Psoriasiform eruptions secondary to TNF inhibitors, also known as paradoxical psoriasis, have not been well described in African-Americans. Compared with psoriasis among Caucasians, psoriasis among African-Americans can have morphological differences, including prominent dyspigmentation, greater body surface area involvement, and a predominance of violaceous or brown hues rather than erythema.1 Psoriasiform eruptions induced by TNF inhibitors are a well-documented drug class effect.2 Adalimumab can cause paradoxical psoriasis in 2%–5% of patients receiving the agent for indications other than psoriasis and accounts for 14.4%–34% of all instances of TNF inhibitor–associated psoriasis.3 4 While both classical psoriasis and paradoxical psoriasis involve the increased production of type I interferons by plasmacytoid dendritic cells, paradoxical psoriasis in the setting of TNF blockade appears to be solely an innate inflammatory response without subsequent development of T-cell autoimmunity.5
Paradoxical psoriasis can present as plaques (44.8%), palmoplantar pustular psoriasis (36.3%) and psoriasiform dermatitis (19.9%), frequently involving the soles, extremities, palms, scalp and trunk.6 The average time between initiation of adalimumab and rash onset is 14.4 months, consistent with our patient’s presentation.6 The decision to continue the same anti-TNF agent, replace with an alternative anti-TNF or switch to a different therapy class depends on the severity of the eruption and control of underlying disease.4 Among patients continued on original therapy, 26%–41% had resolution of their psoriasis, compared with up to 64% of patients who were switched to a non-anti-TNF drug.4 Topical steroids, vitamin D analogues, phototherapy and methotrexate are commonly used for concomitant treatment of psoriatic lesions.6
Aside from scaling, the skin changes in our patient did not resemble typical plaque psoriasis. Given a paucity of published images in the literature depicting paradoxical psoriasis in the African-American population, this case may prompt clinicians to recognise and appreciate this type of skin eruption in African-American patients on TNF inhibitors.
TNF inhibitor–associated psoriasis, or paradoxical psoriasis, should be suspected in patients who develop a new rash while on TNF inhibitors like adalimumab, especially around 1 year after therapy initiation.
Psoriasiform rashes due to TNF inhibitor therapy can occur in African-American patients without the classic appearance of plaque-like eruptions.
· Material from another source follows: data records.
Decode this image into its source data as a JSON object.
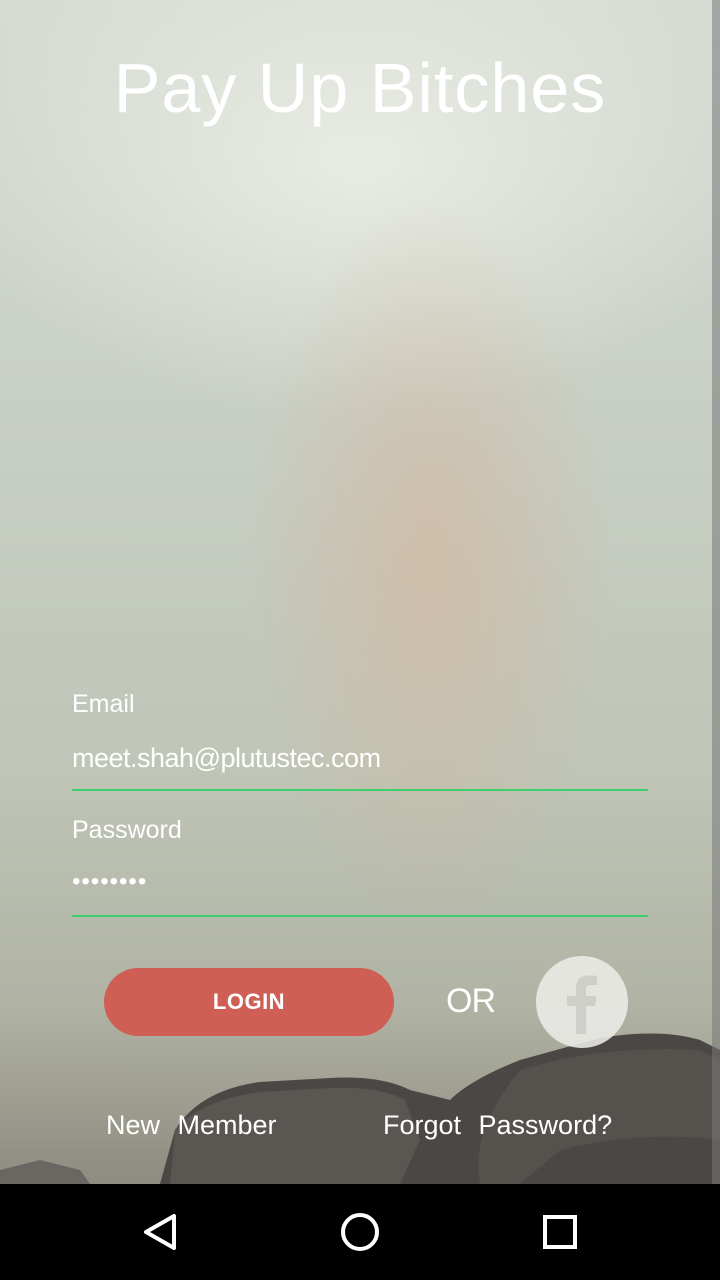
{
  "app": {
    "title": "Pay Up Bitches"
  },
  "form": {
    "email_label": "Email",
    "email_value": "meet.shah@plutustec.com",
    "password_label": "Password",
    "password_value": "••••••••"
  },
  "actions": {
    "login_label": "LOGIN",
    "or_label": "OR",
    "facebook_icon": "facebook-icon"
  },
  "links": {
    "new_member": "New Member",
    "forgot_password": "Forgot Password?"
  },
  "navbar": {
    "back_icon": "back-icon",
    "home_icon": "home-icon",
    "recents_icon": "recents-icon"
  },
  "colors": {
    "accent_line": "#3fcf6a",
    "login_button": "#cf5f55",
    "text": "#ffffff"
  }
}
Switching to a non-anti-TNF agent often leads to resolution of psoriasis in these cases.
Contributors YC, the corresponding author, obtained patient consent, performed literature review and drafted the initial manuscript. JH was a consultant on the case and revised the manuscript. NK acquired the clinical images and revised the manuscript. UEM was the senior clinician and consultant and revised the manuscript.
Funding The authors have not declared a specific grant for this research from any funding agency in the public, commercial or not-for-profit sectors.
Competing interests None declared.
Patient consent for publication Obtained.
Provenance and peer review Not commissioned; externally peer reviewed.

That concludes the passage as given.